Il faut donc accorder[1] aux Averroïstes qu’« Avicébron a mal dit lorsqu’il a prétendu que l’intelligence avait pour fondement une matière. »

Au Rabbin de Malaga, Albert refuse que l’âme séparée du corps ait néanmoins une matière ; mais il n’accorde pas non plus à Avempace, à Abubacer et à Averroès que toutes les âmes séparées confluent en une substance unique ; il lui faut dons admettre, contrairement à l’un des dogmes essentiels du Péripatétisme, à l’un de ceux qu’il a le plus souvent et le plus formellement invoqués, que le principe capable d’individualiser les âmes séparées est autre chose qu’une matière ; c’est ce qu’il va faire[2].

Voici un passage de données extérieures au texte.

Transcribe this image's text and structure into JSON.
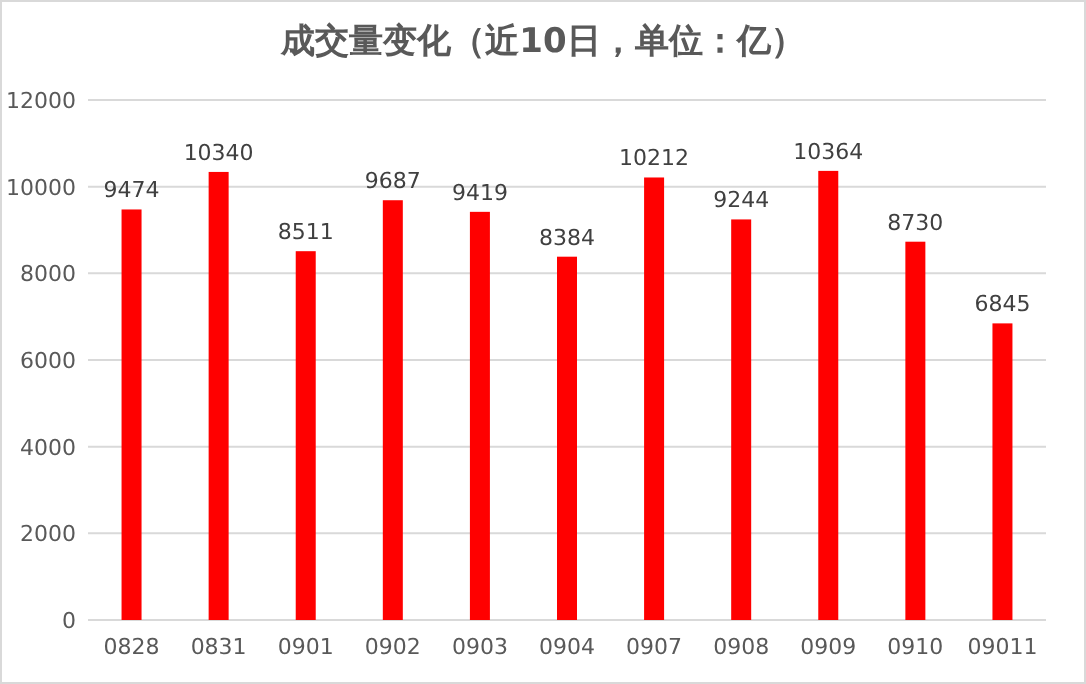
{
  "chart_data": {
    "type": "bar",
    "title": "成交量变化（近10日，单位：亿）",
    "categories": [
      "0828",
      "0831",
      "0901",
      "0902",
      "0903",
      "0904",
      "0907",
      "0908",
      "0909",
      "0910",
      "09011"
    ],
    "values": [
      9474,
      10340,
      8511,
      9687,
      9419,
      8384,
      10212,
      9244,
      10364,
      8730,
      6845
    ],
    "color": "#ff0000",
    "ylim": [
      0,
      12000
    ],
    "yticks": [
      0,
      2000,
      4000,
      6000,
      8000,
      10000,
      12000
    ],
    "grid": "y",
    "data_labels": true
  }
}
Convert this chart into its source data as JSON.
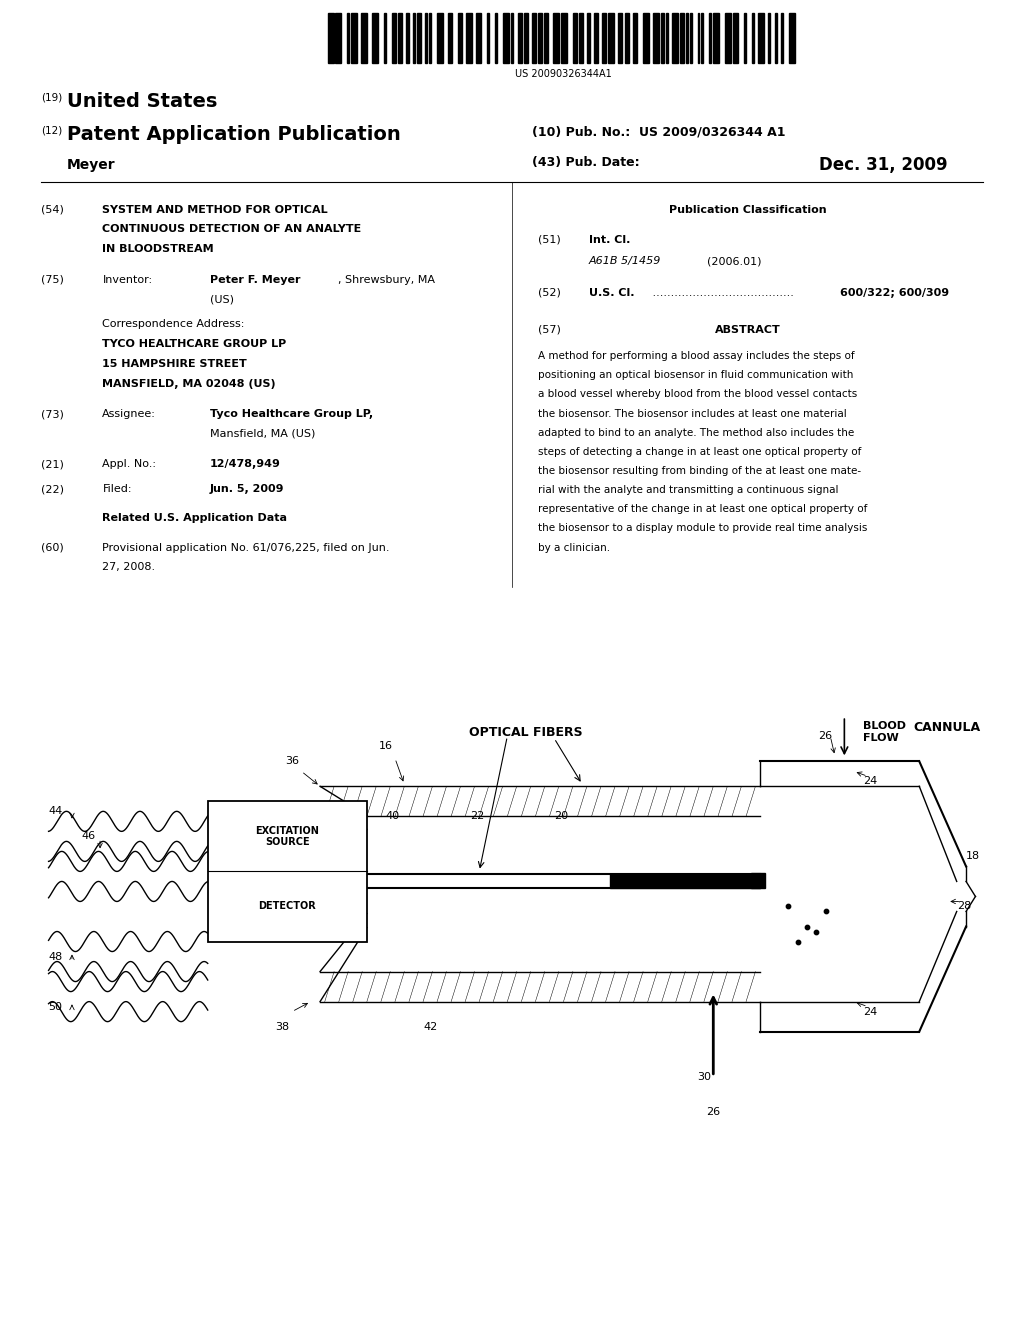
{
  "bg_color": "#ffffff",
  "barcode_text": "US 20090326344A1",
  "header_19": "(19)",
  "header_us": "United States",
  "header_12": "(12)",
  "header_pat": "Patent Application Publication",
  "header_10": "(10) Pub. No.:  US 2009/0326344 A1",
  "header_43": "(43) Pub. Date:",
  "header_date": "Dec. 31, 2009",
  "header_name": "Meyer"
}
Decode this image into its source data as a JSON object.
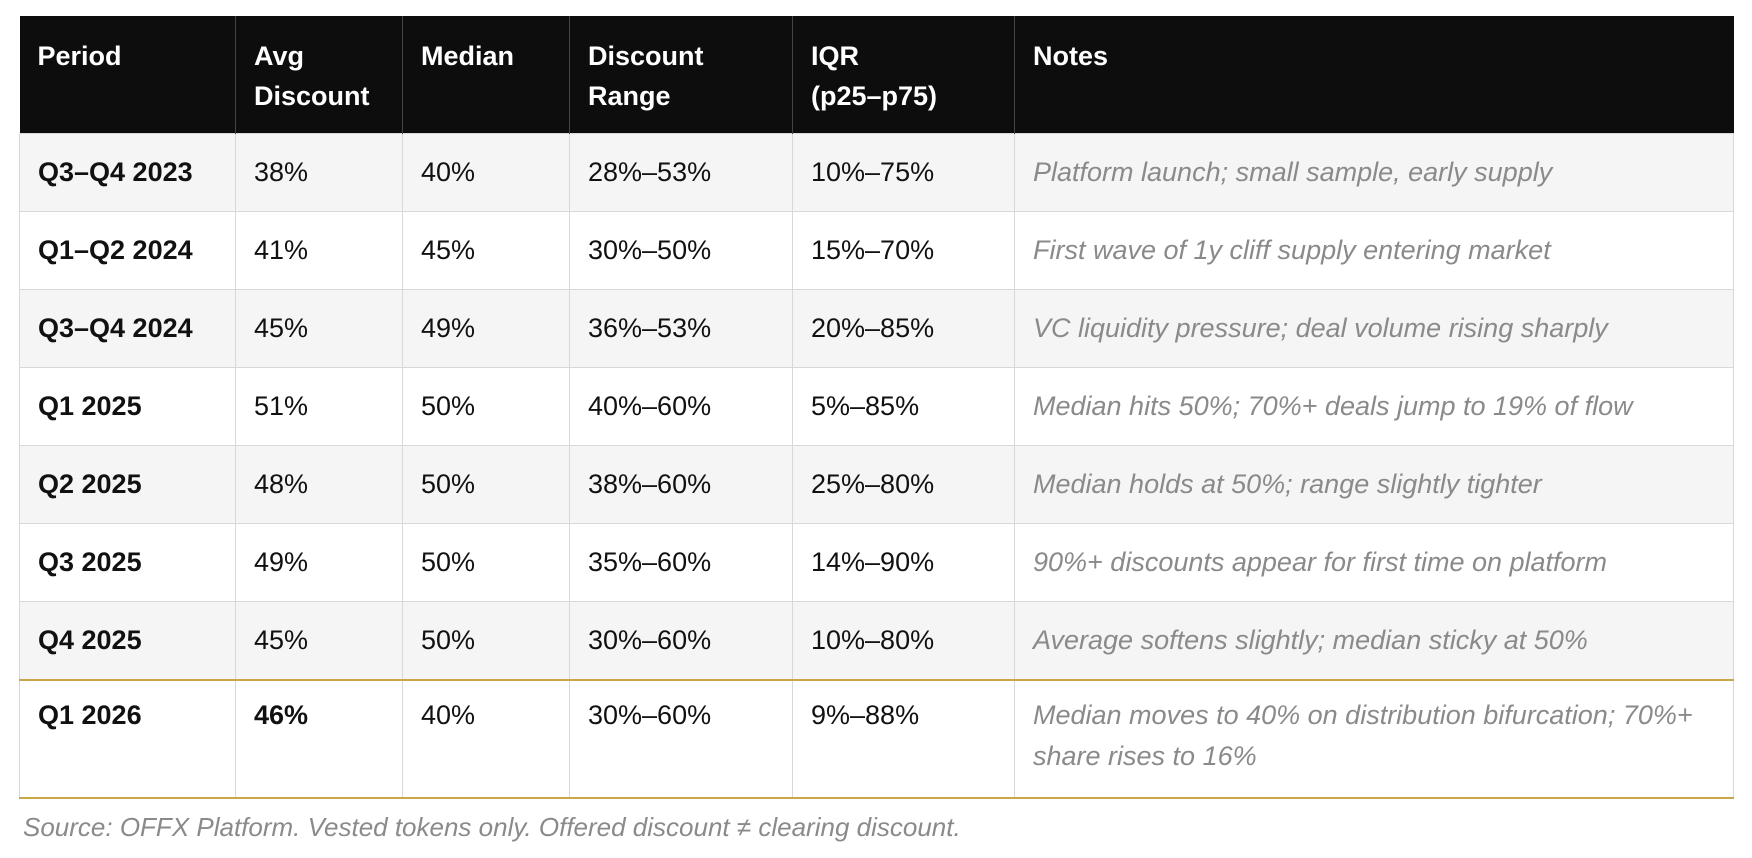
{
  "table": {
    "header": [
      [
        "Period"
      ],
      [
        "Avg",
        "Discount"
      ],
      [
        "Median"
      ],
      [
        "Discount",
        "Range"
      ],
      [
        "IQR",
        "(p25–p75)"
      ],
      [
        "Notes"
      ]
    ],
    "rows": [
      [
        "Q3–Q4 2023",
        "38%",
        "40%",
        "28%–53%",
        "10%–75%",
        "Platform launch; small sample, early supply"
      ],
      [
        "Q1–Q2 2024",
        "41%",
        "45%",
        "30%–50%",
        "15%–70%",
        "First wave of 1y cliff supply entering market"
      ],
      [
        "Q3–Q4 2024",
        "45%",
        "49%",
        "36%–53%",
        "20%–85%",
        "VC liquidity pressure; deal volume rising sharply"
      ],
      [
        "Q1 2025",
        "51%",
        "50%",
        "40%–60%",
        "5%–85%",
        "Median hits 50%; 70%+ deals jump to 19% of flow"
      ],
      [
        "Q2 2025",
        "48%",
        "50%",
        "38%–60%",
        "25%–80%",
        "Median holds at 50%; range slightly tighter"
      ],
      [
        "Q3 2025",
        "49%",
        "50%",
        "35%–60%",
        "14%–90%",
        "90%+ discounts appear for first time on platform"
      ],
      [
        "Q4 2025",
        "45%",
        "50%",
        "30%–60%",
        "10%–80%",
        "Average softens slightly; median sticky at 50%"
      ],
      [
        "Q1 2026",
        "46%",
        "40%",
        "30%–60%",
        "9%–88%",
        "Median moves to 40% on distribution bifurcation; 70%+ share rises to 16%"
      ]
    ],
    "source": "Source: OFFX Platform. Vested tokens only. Offered discount ≠ clearing discount."
  }
}
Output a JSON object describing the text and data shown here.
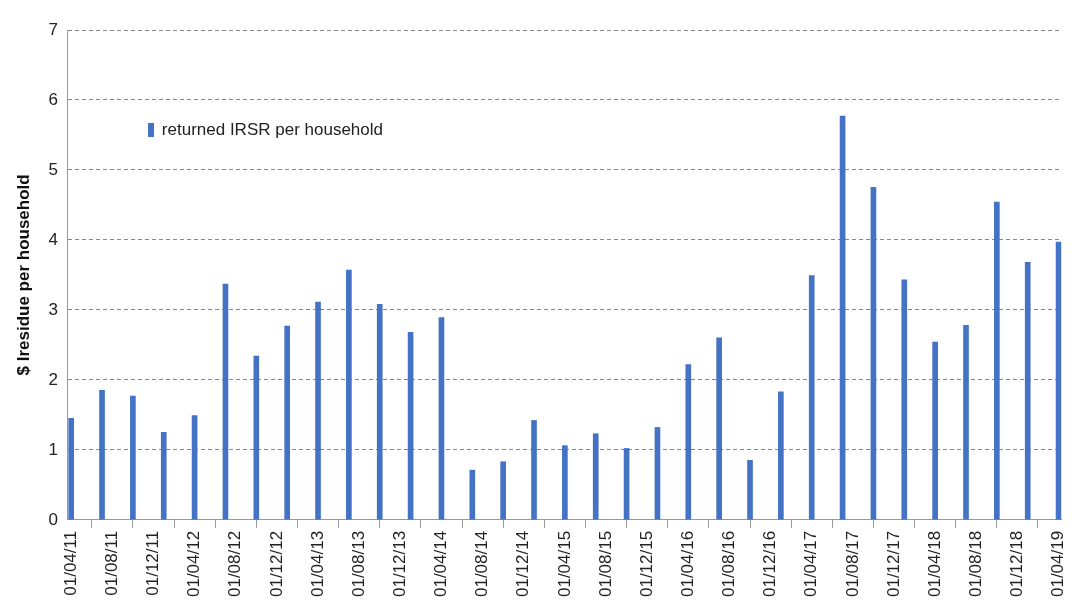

« Avicébron a mal dit quand il a prétendu que l’intelligence avait pour fondement une matière, car… il a été expressément prouvé que ce n’est pas une matière ; ce fondement, cependant, c’est quelque chose qui appartient au genre de la substance ; comme ce n’est pas ce qui, dans la nature de l’intelligence, joue le rôle d’agent, il faut que ce soit ce qui, à cette nature, sert de fondement et de soutien ; si cette substance n’existait pas, la nature intellectuelle ne se rencontrerait pas dans les substances séparées… Comme, d’ailleurs, ce fondement n’est pas une matière, il n’empêche pas que le composé dans lequel il se trouve ne puisse, avec un corps, former quelque chose qui soit doué d’unité. »

Ce fondement, ce support qui, sans être matière, est principe d’individuation, il se trouve, Albert vient de le déclarer, même au

  1. Alberti magni Op. laud., cap. VII, ad 16m.
  2. Albert le Grand, loc. cit.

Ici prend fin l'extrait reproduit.